Cars pulled up on the street. Some drove into our driveway and the driveway on our other side. Two got stuck in wheel-high water in the street. Finally, one person got out and abandoned the car. Taillights blinked through the night on the quiet street.
In one car, a woman rolled down her window. “Come inside,” I called to her, finally outside with my husband in sweats, rain boots and a raincoat that did little to stop me from getting wet. “I have two babies in the back seat,” she yelled.
I waded over to her, the murky water up to my thighs. Her seat sprang back toward one of the little boys and got stuck, pinning his legs. He cried out in pain. My husband and another neighbor ran over to help wrest the boy’s legs free. The woman, the boys’ grandmother, climbed into the backseat and together we pushed the seat up and off the child.
Then she handed him to my husband and his twin brother to me through the window. The boys whimpered, looking around at this neighborhood under water. Our neighbor helped the woman climb through her window. They waited inside with towels and my children offering them cookies until the boys’ father came to get them.
It was, in short, unbelievable. I gulped back tears by the magnitude of what was happening around me. Friends posting on Facebook pictures of their drowned basements. The girl with the hybrid car walked to her parents’ house over sodden grass. Another woman left her car on our driveway and texted with my husband in the night to assure us that her car would be retrieved by 6 a.m.
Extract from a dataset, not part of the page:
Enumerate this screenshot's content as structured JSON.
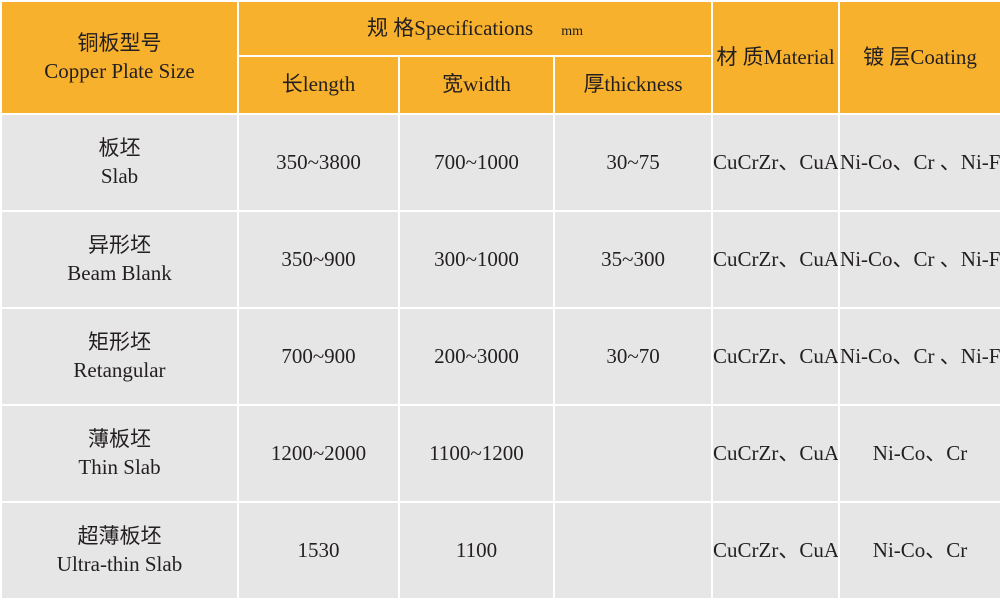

This morning, it is eerily quiet outside. The water is gone. As if it never happened. Except the remnants are there, swirls of dirt and debris in the yard and on the driveway, the trail of what happened, a silent reminder. There are pebbles on my driveway as if we were a river that has receded.
We were lucky. Our basement had some moisture but nothing like our friends. Complete destruction. My little guy was shaking with fear last night. I held him close, reminding him that he will always be safe, I will always see to it.
Except, we are never really safe. We can’t spend our lives worrying about it, but as soon as we think we have it all under control and understood, everything falls apart.
We are not in control. These belongings, these homes, this life, it’s all a loan for us to use toward making the world better. A heavy rain comes and we are reminded that it’s just a house, just possessions, just a car, just clothing, just whatever – fleeting. We can live without it if we have to, though we often don’t want to.
We are so used to our creature comforts. I look around my beautiful new house and think of how much effort and money and thought and passion went into creating this home. I love where I live and I believe the illusion that these walls will keep me safe, nothing bad will happen here.
We do our best to secure our lives, but we are still open to the elements.
In the night, my little guy had a nosebleed. He lay against me, tilting his head back to stop the flow. Drops of red hardened on the white bathroom floor. Eventually, it stopped. Eventually we all went back to sleep.
This morning, the neighborhood is silent. Cars carefully navigate the streets. Highways are closed and state troopers are asking drivers to stay home until they can clear up the madness.
The gratitude is deep. We are ok. We have another chance to start over this morning. We are alive. Our houses are standing.
I’ll work from home until my children go to their father for a week. The cycle of life goes round and round. Soccer camp is canceled for today; the field is under water. So we’ll have lunch together, just me and my three kiddos, because all we ever have is the love in our hearts and the gleam in the eye of someone close.
And really, that is all we need in the end.